Danantara Resmikan Pelaksanaan Proyek PSEL Denpasar Selatan Senilai Rp 3 T
Badan Pengelola Investasi (BPI) Daya Anagata Nusantara (Danantara) melalui PT Danantara Investment Management (DIM), dan PT Daya Energi Bersih Nusantara (Danera) resmi memulai proyek pembangunan pengolahan sampah menjadi energi listrik (PSEL) di Desa Pedungan, Denpasar Selatan, Bali.
Nilai investasi proyek itu disebut mencapai Rp 3 triliun dengan kapasitas pengolahan 1.500 ton sampah per hari, PSEL Bali ditargetkan beroperasi pada Semester I/2028.
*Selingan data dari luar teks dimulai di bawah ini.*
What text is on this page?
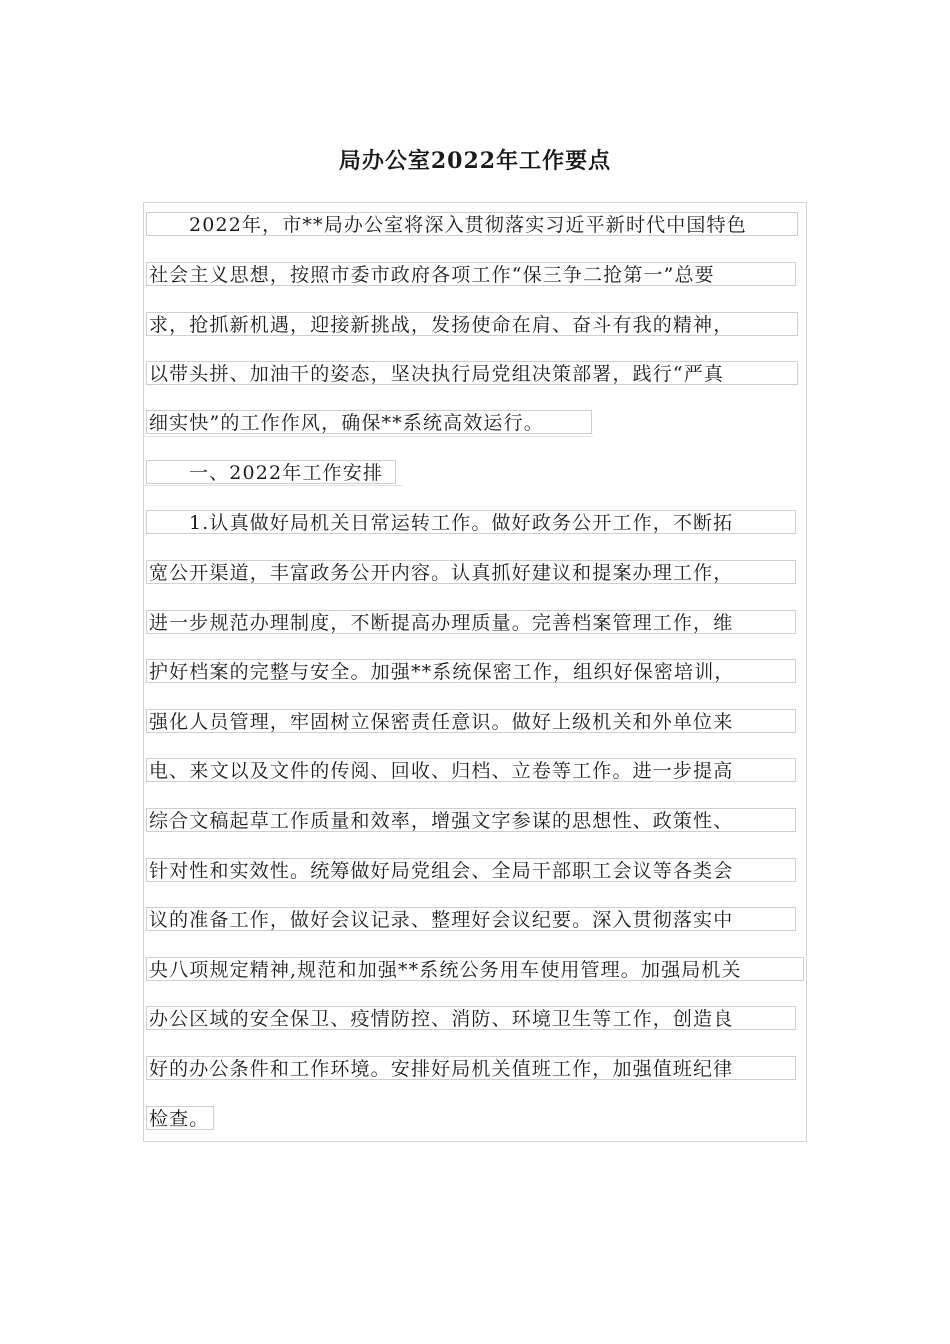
局办公室2022年工作要点
2022年，市**局办公室将深入贯彻落实习近平新时代中国特色
社会主义思想，按照市委市政府各项工作“保三争二抢第一”总要
求，抢抓新机遇，迎接新挑战，发扬使命在肩、奋斗有我的精神，
以带头拼、加油干的姿态，坚决执行局党组决策部署，践行“严真
细实快”的工作作风，确保**系统高效运行。
一、2022年工作安排
1.认真做好局机关日常运转工作。做好政务公开工作，不断拓
宽公开渠道，丰富政务公开内容。认真抓好建议和提案办理工作，
进一步规范办理制度，不断提高办理质量。完善档案管理工作，维
护好档案的完整与安全。加强**系统保密工作，组织好保密培训，
强化人员管理，牢固树立保密责任意识。做好上级机关和外单位来
电、来文以及文件的传阅、回收、归档、立卷等工作。进一步提高
综合文稿起草工作质量和效率，增强文字参谋的思想性、政策性、
针对性和实效性。统筹做好局党组会、全局干部职工会议等各类会
议的准备工作，做好会议记录、整理好会议纪要。深入贯彻落实中
央八项规定精神,规范和加强**系统公务用车使用管理。加强局机关
办公区域的安全保卫、疫情防控、消防、环境卫生等工作，创造良
好的办公条件和工作环境。安排好局机关值班工作，加强值班纪律
检查。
CEO Danantara Rosan Roeslani mengatakan, PSEL hadir sebagai solusi atas tantangan yang berdampak pada lingkungan, kesehatan, iklim, dan produktivitas ekonomi. Untuk saat ini, data menunjukkan Indonesia menghasilkan lebih dari 140 ribu ton sampah per hari.
“Sesuai arahan Presiden Prabowo Subianto, masalah sampah adalah tantangan kita bersama yang harus diselesaikan secepat mungkin, sehingga tidak menjadi beban bagi generasi mendatang,” kata Rosan dalam keterangan resminya pada Rabu (8/7).
Kemudian, kata Rosan, proyek strategis nasional (PSN) itu dirancang dengan teknologi moving grate incinerator, sebagaimana yang digunakan mayoritas PSEL di dunia. Fasilitasnya pun mengikuti standar lingkungan Eropa, yang menerapkan pengendalian emisi secara ketat.
Gas buangnya dari proses pembakaran, kata Rosan, akan melewati sistem pengendali udara berlapis, sebelum dilepaskan ke udara. PSEL Bali diproyeksikan mampu menurunkan hingga 80% emisi per ton sampah, dan menciptakan hingga 1.200 lapangan kerja dalam masa konstruksi, serta operasional.
“PSEL hadir untuk mengatasi dampak sampah terhadap lingkungan hidup, kesehatan, dan keselamatan dengan menggunakan teknologi yang sudah terbukti,” ujar Rosan.
Di samping meresmikan pelaksanaan proyek PSEL, kata Rosan, pihaknya pun menandatangani perjanjian jual beli tenaga listrik dengan PT PLN (Persero). Perjanjian tersebut menjadi landasan komersial untuk penyerapan listrik yang dihasilkan dari PSEL Bali ke jaringan PLN.
“Pelaksanaan PSEL oleh Danantara Indonesia tidak hanya dilakukan secara cepat, tetapi juga dengan penuh kehati-hatian dan standar tata kelola tertinggi,” katanya.
Sebagai informasi, DIM dan Danera telah menyelesaikan proses seleksi mitra, dan membentuk Badan Usaha Pengembangan dan Pengelolaan (BUPP). Kedua perusahaan itu juga telah melakukan proses perjanjian kerja sama dengan pemerintah daerah, mengurus proses perizinan, dan lahan.
DIM dan Danera menjalankan tugas sesuai dengan amanat dalam Perpres Nomor 109 Tahun 2025 tentang Penanganan Sampah Perkotaan Melalui Pengolahan Sampah Menjadi Energi Terbarukan Berbasis Teknologi Ramah Lingkungan.